Welcome to “Elizabeth Drinks Wine And Blogs About Early Modern Science”!
Tonight’s subject: William Gilbert. I had never heard of this guy before a few days ago. Maybe that means I am a bad Early Modern scholar? Anyway, I read about him in Elizabeth Spiller’s Science, Reading, and Renaissance Literature: The Art Of Making Knowledge, 1580-1670 and was intrigued. Apparently we had magnets since forever, and used compasses and stuff starting in the 12th/13th centuries, but no one since the ancient Greeks really bothered to study magnets or magnetism until our man Gilbert was born in 1544.
Gilbert sounds to me like he was probably one of those annoying, popular guys who gets all the awards at the high school awards banquet. He basically got every degree you could get in the 16th century, was elected a Fellow of the Royal College of Physicians in 1573, and became its president in 1600. Also, as if that weren’t enough, Queen Elizabeth had the intellectual hots for him, and appointed him to be her personal physician (MMM-HMMM). In the 1893 translation of Gilbert’s famous book, Edward Wright says that Queen Elizabeth showed Gilbert “many marks of her favor” (yeah, you read that right), and gave him an annual pension “said to be the only legacy left by her to anyone.” I bet that if there had been a TMZ back in 1600 they would have been all “QUEEN ELIZABETH SEEN WITH MAGNETIST GILBERT IN RENAISSANCE CLUB” and posted some picture of Liz looking sloshed and laughing at a compass.
ANYWAY, magnets. So no one since Thales and Theophrastus has really given two shits about what magnets do until Gilbert comes along and says “Hey, how do these things attract each other and why are they just lying around on the ground?” and does a bunch of experiments on them. He takes a lodestone and shapes it into a sphere, which he calls a “terrella,” because it’s like a miniature Earth. Oh yeah, did I mention that Gilbert is the one who figured out the Earth is magnetic? All those other guys were just waltzing around thinking that the North Star was the reason their compass needles were pointing north (if you know what I mean), and Gilbert was the one who sat down and went, “Wait, the force is coming from INSIDE THE PLANET!” He figured out that the Earth must have an iron core, and if it weren’t for him, we wouldn’t call the North Pole and the South Pole “poles,” because we wouldn’t know they WERE poles. So we can thank him for making sure that all our childhood letters to Santa were addressed to the most accurate place.

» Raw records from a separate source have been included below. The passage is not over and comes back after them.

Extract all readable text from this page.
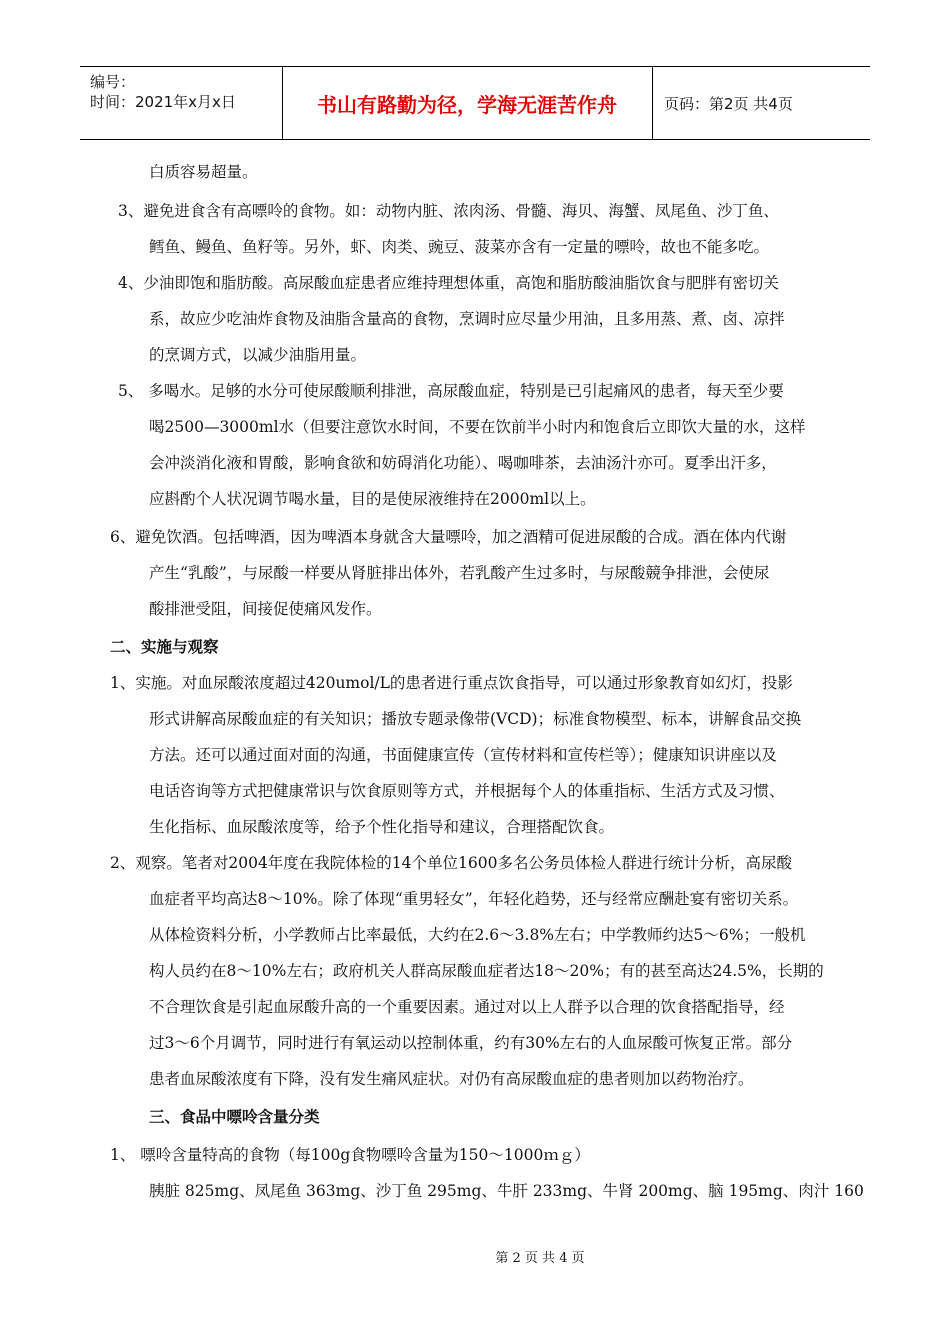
编号：
时间：2021年x月x日	书山有路勤为径，学海无涯苦作舟	页码：第2页 共4页
白质容易超量。
3、避免进食含有高嘌呤的食物。如：动物内脏、浓肉汤、骨髓、海贝、海蟹、凤尾鱼、沙丁鱼、
鳕鱼、鳗鱼、鱼籽等。另外，虾、肉类、豌豆、菠菜亦含有一定量的嘌呤，故也不能多吃。
4、少油即饱和脂肪酸。高尿酸血症患者应维持理想体重，高饱和脂肪酸油脂饮食与肥胖有密切关
系，故应少吃油炸食物及油脂含量高的食物，烹调时应尽量少用油，且多用蒸、煮、卤、凉拌
的烹调方式，以减少油脂用量。
5、 多喝水。足够的水分可使尿酸顺利排泄，高尿酸血症，特别是已引起痛风的患者，每天至少要
喝2500—3000ml水（但要注意饮水时间，不要在饮前半小时内和饱食后立即饮大量的水，这样
会冲淡消化液和胃酸，影响食欲和妨碍消化功能）、喝咖啡茶，去油汤汁亦可。夏季出汗多，
应斟酌个人状况调节喝水量，目的是使尿液维持在2000ml以上。
6、避免饮酒。包括啤酒，因为啤酒本身就含大量嘌呤，加之酒精可促进尿酸的合成。酒在体内代谢
产生“乳酸”，与尿酸一样要从肾脏排出体外，若乳酸产生过多时，与尿酸競争排泄，会使尿
酸排泄受阻，间接促使痛风发作。
二、实施与观察
1、实施。对血尿酸浓度超过420umol/L的患者进行重点饮食指导，可以通过形象教育如幻灯，投影
形式讲解高尿酸血症的有关知识；播放专题录像带(VCD)；标准食物模型、标本，讲解食品交换
方法。还可以通过面对面的沟通，书面健康宣传（宣传材料和宣传栏等）；健康知识讲座以及
电话咨询等方式把健康常识与饮食原则等方式，并根据每个人的体重指标、生活方式及习惯、
生化指标、血尿酸浓度等，给予个性化指导和建议，合理搭配饮食。
2、观察。笔者对2004年度在我院体检的14个单位1600多名公务员体检人群进行统计分析，高尿酸
血症者平均高达8～10%。除了体现“重男轻女”，年轻化趋势，还与经常应酬赴宴有密切关系。
从体检资料分析，小学教师占比率最低，大约在2.6～3.8%左右；中学教师约达5～6%；一般机
构人员约在8～10%左右；政府机关人群高尿酸血症者达18～20%；有的甚至高达24.5%，长期的
不合理饮食是引起血尿酸升高的一个重要因素。通过对以上人群予以合理的饮食搭配指导，经
过3～6个月调节，同时进行有氧运动以控制体重，约有30%左右的人血尿酸可恢复正常。部分
患者血尿酸浓度有下降，没有发生痛风症状。对仍有高尿酸血症的患者则加以药物治疗。
三、食品中嘌呤含量分类
1、 嘌呤含量特高的食物（每100g食物嘌呤含量为150～1000ｍｇ）
胰脏 825mg、凤尾鱼 363mg、沙丁鱼 295mg、牛肝 233mg、牛肾 200mg、脑 195mg、肉汁 160
第 2 页 共 4 页
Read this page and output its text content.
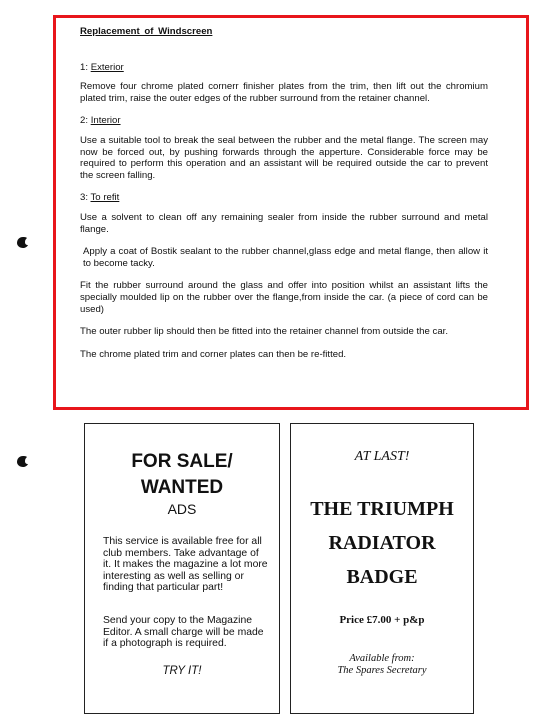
Replacement of Windscreen
1: Exterior

Remove four chrome plated cornerr finisher plates from the trim, then lift out the chromium plated trim, raise the outer edges of the rubber surround from the retainer channel.

2: Interior

Use a suitable tool to break the seal between the rubber and the metal flange. The screen may now be forced out, by pushing forwards through the apperture. Considerable force may be required to perform this operation and an assistant will be required outside the car to prevent the screen falling.

3: To refit

Use a solvent to clean off any remaining sealer from inside the rubber surround and metal flange.

Apply a coat of Bostik sealant to the rubber channel,glass edge and metal flange, then allow it to become tacky.

Fit the rubber surround around the glass and offer into position whilst an assistant lifts the specially moulded lip on the rubber over the flange,from inside the car. (a piece of cord can be used)

The outer rubber lip should then be fitted into the retainer channel from outside the car.

The chrome plated trim and corner plates can then be re-fitted.

FOR SALE/
WANTED
ADS
This service is available free for all club members. Take advantage of it. It makes the magazine a lot more interesting as well as selling or finding that particular part!
Send your copy to the Magazine Editor. A small charge will be made if a photograph is required.
TRY IT!
AT LAST!
THE TRIUMPH
RADIATOR
BADGE
Price £7.00 + p&p
Available from:
The Spares Secretary
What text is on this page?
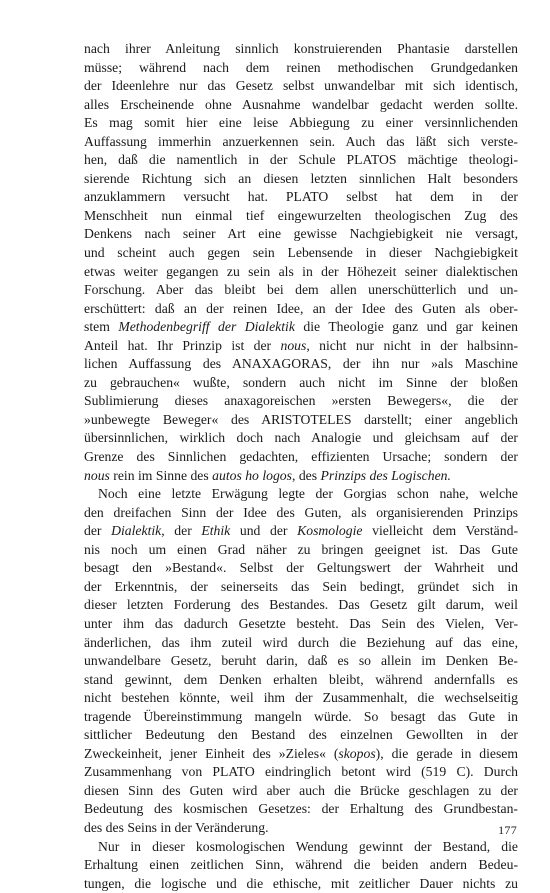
nach ihrer Anleitung sinnlich konstruierenden Phantasie darstellen
müsse; während nach dem reinen methodischen Grundgedanken
der Ideenlehre nur das Gesetz selbst unwandelbar mit sich identisch,
alles Erscheinende ohne Ausnahme wandelbar gedacht werden sollte.
Es mag somit hier eine leise Abbiegung zu einer versinnlichenden
Auffassung immerhin anzuerkennen sein. Auch das läßt sich verste-
hen, daß die namentlich in der Schule PLATOS mächtige theologi-
sierende Richtung sich an diesen letzten sinnlichen Halt besonders
anzuklammern versucht hat. PLATO selbst hat dem in der
Menschheit nun einmal tief eingewurzelten theologischen Zug des
Denkens nach seiner Art eine gewisse Nachgiebigkeit nie versagt,
und scheint auch gegen sein Lebensende in dieser Nachgiebigkeit
etwas weiter gegangen zu sein als in der Höhezeit seiner dialektischen
Forschung. Aber das bleibt bei dem allen unerschütterlich und un-
erschüttert: daß an der reinen Idee, an der Idee des Guten als ober-
stem Methodenbegriff der Dialektik die Theologie ganz und gar keinen
Anteil hat. Ihr Prinzip ist der nous, nicht nur nicht in der halbsinn-
lichen Auffassung des ANAXAGORAS, der ihn nur »als Maschine
zu gebrauchen« wußte, sondern auch nicht im Sinne der bloßen
Sublimierung dieses anaxagoreischen »ersten Bewegers«, die der
»unbewegte Beweger« des ARISTOTELES darstellt; einer angeblich
übersinnlichen, wirklich doch nach Analogie und gleichsam auf der
Grenze des Sinnlichen gedachten, effizienten Ursache; sondern der
nous rein im Sinne des autos ho logos, des Prinzips des Logischen.
Noch eine letzte Erwägung legte der Gorgias schon nahe, welche
den dreifachen Sinn der Idee des Guten, als organisierenden Prinzips
der Dialektik, der Ethik und der Kosmologie vielleicht dem Verständ-
nis noch um einen Grad näher zu bringen geeignet ist. Das Gute
besagt den »Bestand«. Selbst der Geltungswert der Wahrheit und
der Erkenntnis, der seinerseits das Sein bedingt, gründet sich in
dieser letzten Forderung des Bestandes. Das Gesetz gilt darum, weil
unter ihm das dadurch Gesetzte besteht. Das Sein des Vielen, Ver-
änderlichen, das ihm zuteil wird durch die Beziehung auf das eine,
unwandelbare Gesetz, beruht darin, daß es so allein im Denken Be-
stand gewinnt, dem Denken erhalten bleibt, während andernfalls es
nicht bestehen könnte, weil ihm der Zusammenhalt, die wechselseitig
tragende Übereinstimmung mangeln würde. So besagt das Gute in
sittlicher Bedeutung den Bestand des einzelnen Gewollten in der
Zweckeinheit, jener Einheit des »Zieles« (skopos), die gerade in diesem
Zusammenhang von PLATO eindringlich betont wird (519 C). Durch
diesen Sinn des Guten wird aber auch die Brücke geschlagen zu der
Bedeutung des kosmischen Gesetzes: der Erhaltung des Grundbestan-
des des Seins in der Veränderung.
Nur in dieser kosmologischen Wendung gewinnt der Bestand, die
Erhaltung einen zeitlichen Sinn, während die beiden andern Bedeu-
tungen, die logische und die ethische, mit zeitlicher Dauer nichts zu
177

His book, De Magnete magneticisque corporibus, et de magno magnete tellure; Physiologia nova, plurimis et argumentis et experimentis demonstrata, or, as it likes to be called for short, “On the Magnet,” was not just awesome because it declared all of these things we now take as sort of universal truths. It was also awesome because it was one of the first instances of a scientist making his experimental method clear to his readers. Gilbert actually encouraged his readers to try to duplicate his magnet experiments, making it EXTRA easy by putting little asterisks in the margin where he describes an experiment. And this was before Francis Bacon’s Novum Organum.
This motherfucker INVENTED the terms “electric force” and “electric attraction” while rocking a top hat and ruffled collar. I don’t know what else you want from your scientists. I’ll give John Dryden the last words on Gilbert for tonight:
Gilbert shall live till loadstones cease to draw,
Or British fleets the boundless ocean awe.